NCI has an important role to play in the drug development process in the United States. From its expansive clinical trials program to the drug discovery research it performs and funds, the institute believes it has an essential duty to expedite the discovery and development of interventions that will save lives.

Outside of academic and industry circles, very little attention is paid to the multiplicity of steps and tasks required to take a molecule of interest or a therapeutic vaccine concept from initial laboratory investigations to preparation of patient-grade agents ready for testing in appropriate patients. But the public expects - and we want to deliver - more effective and less toxic interventions to prevent and treat cancer, and we are determined to dramatically increase the speed of this process.

Two efforts aimed at doing just that are the Rapid Access to Interventions Development (RAID) and Rapid Access to Preventive Intervention Development (RAPID) programs. These programs don't provide grants to investigators who apply to the programs; instead, they offer important resources and access to expertise and core services that are essential to the early development of a drug, biologic, or vaccine.

RAID, which operates out of NCI's Division of Cancer Treatment and Diagnosis, was launched in 1998 and has provided support and services to more than 100 investigators working on the development of small-molecule drugs and biologics. Of those projects, 13 small-molecule and 11 biologic agents have proceeded to clinical trials.

The services provided through RAID often entail highly specific expertise in areas such as toxicity testing, pharmacodynamics, histopathology, and the production of materials that meet FDA Good Manufacturing Practice (GMP) standards for testing in humans.

For example, Dr. Elizabeth Jaffe and colleagues at the Sidney Kimmel Comprehensive Cancer Center at Johns Hopkins originally developed a novel therapeutic vaccine for pancreatic cancer through another NCI program called an NCDDG. But it took the RAID program to provide the researchers with GMP-quality material for use in the phase I trial of this vaccine. Of the 14 patients in that trial, 3 are still alive 7 years later, one of Dr. Jaffe's colleagues, Dr. Daniel Laheru, recently reported. Data from the phase II trial demonstrated an astounding 76-percent survival rate after 2 years.

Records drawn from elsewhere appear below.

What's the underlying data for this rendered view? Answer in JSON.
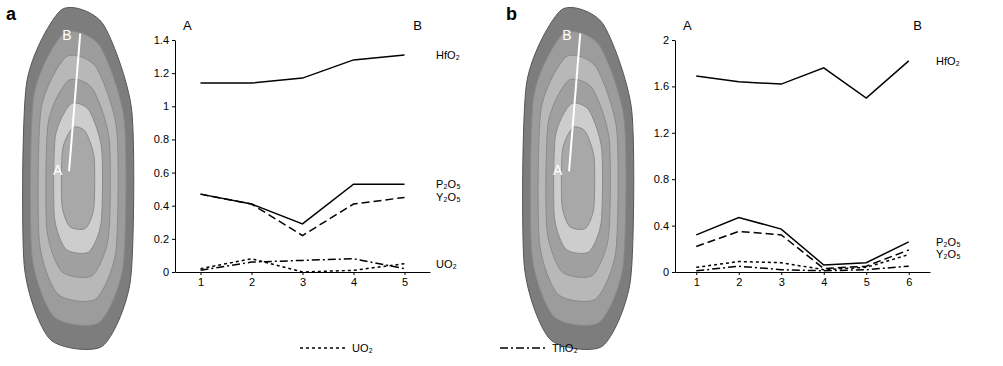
{
  "chart_data": [
    {
      "type": "line",
      "panel": "a",
      "image_labels": [
        "A",
        "B"
      ],
      "corner_labels": [
        "A",
        "B"
      ],
      "x": [
        1,
        2,
        3,
        4,
        5
      ],
      "xlim": [
        0.5,
        5.5
      ],
      "xticks": [
        1,
        2,
        3,
        4,
        5
      ],
      "ylim": [
        0,
        1.4
      ],
      "yticks": [
        0,
        0.2,
        0.4,
        0.6,
        0.8,
        1,
        1.2,
        1.4
      ],
      "series": [
        {
          "name": "HfO₂",
          "color": "#000000",
          "line_style": "solid",
          "values": [
            1.14,
            1.14,
            1.17,
            1.28,
            1.31
          ]
        },
        {
          "name": "P₂O₅",
          "color": "#000000",
          "line_style": "solid",
          "values": [
            0.47,
            0.41,
            0.29,
            0.53,
            0.53
          ]
        },
        {
          "name": "Y₂O₅",
          "color": "#000000",
          "line_style": "dashed",
          "values": [
            0.47,
            0.41,
            0.22,
            0.41,
            0.45
          ]
        },
        {
          "name": "UO₂",
          "color": "#000000",
          "line_style": "short-dashed",
          "values": [
            0.02,
            0.08,
            0.0,
            0.01,
            0.05
          ]
        },
        {
          "name": "ThO₂",
          "color": "#000000",
          "line_style": "dash-dot",
          "values": [
            0.01,
            0.06,
            0.07,
            0.08,
            0.02
          ]
        }
      ],
      "end_labels": [
        "HfO₂",
        "P₂O₅",
        "Y₂O₅",
        "UO₂"
      ]
    },
    {
      "type": "line",
      "panel": "b",
      "image_labels": [
        "A",
        "B"
      ],
      "corner_labels": [
        "A",
        "B"
      ],
      "x": [
        1,
        2,
        3,
        4,
        5,
        6
      ],
      "xlim": [
        0.5,
        6.5
      ],
      "xticks": [
        1,
        2,
        3,
        4,
        5,
        6
      ],
      "ylim": [
        0,
        2
      ],
      "yticks": [
        0,
        0.4,
        0.8,
        1.2,
        1.6,
        2
      ],
      "series": [
        {
          "name": "HfO₂",
          "color": "#000000",
          "line_style": "solid",
          "values": [
            1.69,
            1.64,
            1.62,
            1.76,
            1.5,
            1.82
          ]
        },
        {
          "name": "P₂O₅",
          "color": "#000000",
          "line_style": "solid",
          "values": [
            0.32,
            0.47,
            0.37,
            0.06,
            0.08,
            0.26
          ]
        },
        {
          "name": "Y₂O₅",
          "color": "#000000",
          "line_style": "dashed",
          "values": [
            0.22,
            0.35,
            0.32,
            0.03,
            0.05,
            0.19
          ]
        },
        {
          "name": "UO₂",
          "color": "#000000",
          "line_style": "short-dashed",
          "values": [
            0.04,
            0.09,
            0.08,
            0.02,
            0.04,
            0.15
          ]
        },
        {
          "name": "ThO₂",
          "color": "#000000",
          "line_style": "dash-dot",
          "values": [
            0.01,
            0.05,
            0.02,
            0.01,
            0.02,
            0.05
          ]
        }
      ],
      "end_labels": [
        "HfO₂",
        "P₂O₅",
        "Y₂O₅"
      ]
    }
  ],
  "legend": {
    "entries": [
      {
        "name": "UO₂",
        "line_style": "short-dashed"
      },
      {
        "name": "ThO₂",
        "line_style": "dash-dot"
      }
    ]
  }
}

A similar program called RAPID has become an important resource for researchers investigating promising chemopreventive agents. Run by NCI's Division of Cancer Prevention, RAPID, although much smaller in scope than RAID, also offers essential services, such as toxicology studies and the development of GMP-grade material, to successful applicants.

More than 20 projects have received support through RAPID since its launch in 2000. One of the agents developed through this work, Se-methylselenocysteine, has demonstrated potent chemopreventive effects in prostate cancer models and will be tested in a phase I trial at Roswell Park Cancer Institute this year. Several other intriguing agents developed with assistance from RAPID look to be on the same track.

In a testament to the success and popularity of RAID, the National Institutes of Health, under the auspices of the Roadmap initiative, has launched its own pilot RAID program, which is also managed by NCI's Developmental Therapeutics Program.

At the moment, not nearly as many anticancer agents are reaching patients as quickly as we would like. But successful programs like RAID and RAPID are serving as catalysts for a new generation of interventions that will herald a new era of hope in our efforts to thwart this disease.